Here’s an illustrated, read-aloud, e-book of the Dedication and Canto I of Byron’s epic romp, “Don Juan” that I created (and narrated) in 2014.
I wanted to experiment with different forms of presentation of my recordings of Don Juan, so I compiled a ‘read-aloud’ ebook using a format that first appeared in the e-book standard in the early 20-teens. Apple iBooks (now just ‘Books’) implemented the standard well, so I made and narrated the iBook with the help of a freelance illustrator whom I hired.
Over several weeks, I figured out how to make and compile the myriad XHTML and SMIL files (web pages and time-sheets for audio) to an e-book that I uploaded to Apple’s iBook Store in 2014.
That book is now freely available here as an .epub file that will open in Apple Books with it’s narration and self-turning pages etc. It might also open in other e-pub readers, too; but the narration might, or might-not, work.
Instructions for using the narration are included in the first pages of the book. It’s pretty simple: turn on the sound in the top bar of the iBooks/Books window and press “play”. The narration should start automatically (you can also prompt it, if necessary, by skipping forward a couple of pages). A pointer indicates which stanza is being read.
Here's a short video-clip showing how to enable the narration.
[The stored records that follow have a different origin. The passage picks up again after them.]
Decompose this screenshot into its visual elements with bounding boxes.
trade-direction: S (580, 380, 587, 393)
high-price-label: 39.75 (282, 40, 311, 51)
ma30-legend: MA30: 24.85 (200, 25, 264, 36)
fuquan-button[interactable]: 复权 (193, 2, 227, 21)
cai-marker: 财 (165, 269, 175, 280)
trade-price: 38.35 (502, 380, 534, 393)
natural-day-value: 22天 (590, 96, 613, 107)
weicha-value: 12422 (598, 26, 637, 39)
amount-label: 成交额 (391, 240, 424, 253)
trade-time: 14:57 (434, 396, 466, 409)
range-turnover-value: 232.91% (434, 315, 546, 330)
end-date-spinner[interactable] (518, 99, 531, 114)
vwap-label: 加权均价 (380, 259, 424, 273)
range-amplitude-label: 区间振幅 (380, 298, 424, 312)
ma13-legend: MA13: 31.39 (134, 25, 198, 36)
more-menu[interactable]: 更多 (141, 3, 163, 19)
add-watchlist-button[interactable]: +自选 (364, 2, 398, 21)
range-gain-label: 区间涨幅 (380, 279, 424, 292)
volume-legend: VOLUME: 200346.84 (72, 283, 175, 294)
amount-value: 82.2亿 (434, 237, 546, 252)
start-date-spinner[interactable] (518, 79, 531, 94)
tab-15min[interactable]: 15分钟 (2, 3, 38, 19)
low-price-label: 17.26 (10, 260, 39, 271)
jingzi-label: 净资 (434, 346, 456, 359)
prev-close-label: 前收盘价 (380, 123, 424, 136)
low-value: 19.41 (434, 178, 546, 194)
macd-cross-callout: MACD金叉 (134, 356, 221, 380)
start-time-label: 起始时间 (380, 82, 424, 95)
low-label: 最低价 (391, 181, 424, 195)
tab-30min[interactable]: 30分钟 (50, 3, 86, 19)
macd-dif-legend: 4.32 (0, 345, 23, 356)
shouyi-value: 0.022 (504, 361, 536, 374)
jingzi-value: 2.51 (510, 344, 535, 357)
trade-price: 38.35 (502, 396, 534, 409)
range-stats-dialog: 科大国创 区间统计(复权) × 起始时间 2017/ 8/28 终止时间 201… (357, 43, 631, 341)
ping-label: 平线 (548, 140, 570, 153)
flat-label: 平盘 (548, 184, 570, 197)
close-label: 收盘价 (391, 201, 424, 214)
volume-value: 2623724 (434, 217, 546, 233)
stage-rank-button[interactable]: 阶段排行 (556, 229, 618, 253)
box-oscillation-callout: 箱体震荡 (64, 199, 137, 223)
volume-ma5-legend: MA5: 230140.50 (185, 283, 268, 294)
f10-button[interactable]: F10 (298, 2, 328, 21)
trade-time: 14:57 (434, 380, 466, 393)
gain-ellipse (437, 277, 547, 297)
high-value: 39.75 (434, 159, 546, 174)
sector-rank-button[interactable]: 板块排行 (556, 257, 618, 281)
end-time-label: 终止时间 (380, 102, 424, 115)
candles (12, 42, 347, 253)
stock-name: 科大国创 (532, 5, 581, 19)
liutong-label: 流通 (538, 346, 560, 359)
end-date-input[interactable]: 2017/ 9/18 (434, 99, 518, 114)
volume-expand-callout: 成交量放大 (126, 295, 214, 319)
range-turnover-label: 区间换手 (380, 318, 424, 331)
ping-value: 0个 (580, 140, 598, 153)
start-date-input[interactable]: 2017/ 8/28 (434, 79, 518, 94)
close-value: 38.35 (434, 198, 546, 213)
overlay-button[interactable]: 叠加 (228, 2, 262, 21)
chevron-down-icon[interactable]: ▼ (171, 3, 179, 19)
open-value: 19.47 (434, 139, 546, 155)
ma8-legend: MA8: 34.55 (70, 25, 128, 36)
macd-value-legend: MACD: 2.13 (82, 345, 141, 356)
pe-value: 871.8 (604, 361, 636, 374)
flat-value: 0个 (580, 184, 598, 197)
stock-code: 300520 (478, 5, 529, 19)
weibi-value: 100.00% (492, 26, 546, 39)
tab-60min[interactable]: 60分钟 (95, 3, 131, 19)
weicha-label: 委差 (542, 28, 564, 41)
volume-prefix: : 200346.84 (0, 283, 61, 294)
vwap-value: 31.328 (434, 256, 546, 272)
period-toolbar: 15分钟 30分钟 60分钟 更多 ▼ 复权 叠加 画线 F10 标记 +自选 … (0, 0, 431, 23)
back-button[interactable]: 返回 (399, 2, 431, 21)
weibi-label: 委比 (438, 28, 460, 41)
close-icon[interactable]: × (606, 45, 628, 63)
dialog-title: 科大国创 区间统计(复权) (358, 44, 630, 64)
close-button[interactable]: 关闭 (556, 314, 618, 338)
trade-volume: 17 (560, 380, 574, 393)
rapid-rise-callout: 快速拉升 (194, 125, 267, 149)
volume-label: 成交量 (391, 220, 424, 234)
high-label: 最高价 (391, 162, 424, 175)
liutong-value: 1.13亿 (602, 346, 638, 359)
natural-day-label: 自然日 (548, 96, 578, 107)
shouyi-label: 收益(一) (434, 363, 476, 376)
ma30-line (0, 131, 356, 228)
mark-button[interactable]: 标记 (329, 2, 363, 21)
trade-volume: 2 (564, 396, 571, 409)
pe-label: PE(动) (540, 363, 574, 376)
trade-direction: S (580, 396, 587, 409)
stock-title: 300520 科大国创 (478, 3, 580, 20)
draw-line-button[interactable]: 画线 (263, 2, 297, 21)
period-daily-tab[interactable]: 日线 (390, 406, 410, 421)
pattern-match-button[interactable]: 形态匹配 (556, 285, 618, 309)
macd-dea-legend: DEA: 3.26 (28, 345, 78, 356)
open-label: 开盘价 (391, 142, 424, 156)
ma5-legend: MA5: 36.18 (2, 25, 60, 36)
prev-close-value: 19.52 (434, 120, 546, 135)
Auto-page-turning will continue until/unless audio is disabled again.
I uploaded my first recording of a full Canto of Byron’s comic epic “Don Juan” to Librivox.org, a public domain audio site in 2006. Canto I was quite popular so I followed up, in January 2009, with Canto V, where Juan finds himself cross-dressing as an ‘odalisque’ in the harem of the Sultan of Turkey.
Finally, in February 2011 with Cantos 13-16. These Cantos satirise the English political scene before the great Parliamentary reforms of the mid-19th century. They include portraits of the English ‘hunting class’, two of Byrons’ most intriguing female characters, and a salacious ghost story thrown-in for good measure. They were the last Cantos that Byron wrote before his death in the Greek revolution of the 1830s.
You can still find each of these recordings on the Librivox site where they’ve had hundreds of thousands of downloads.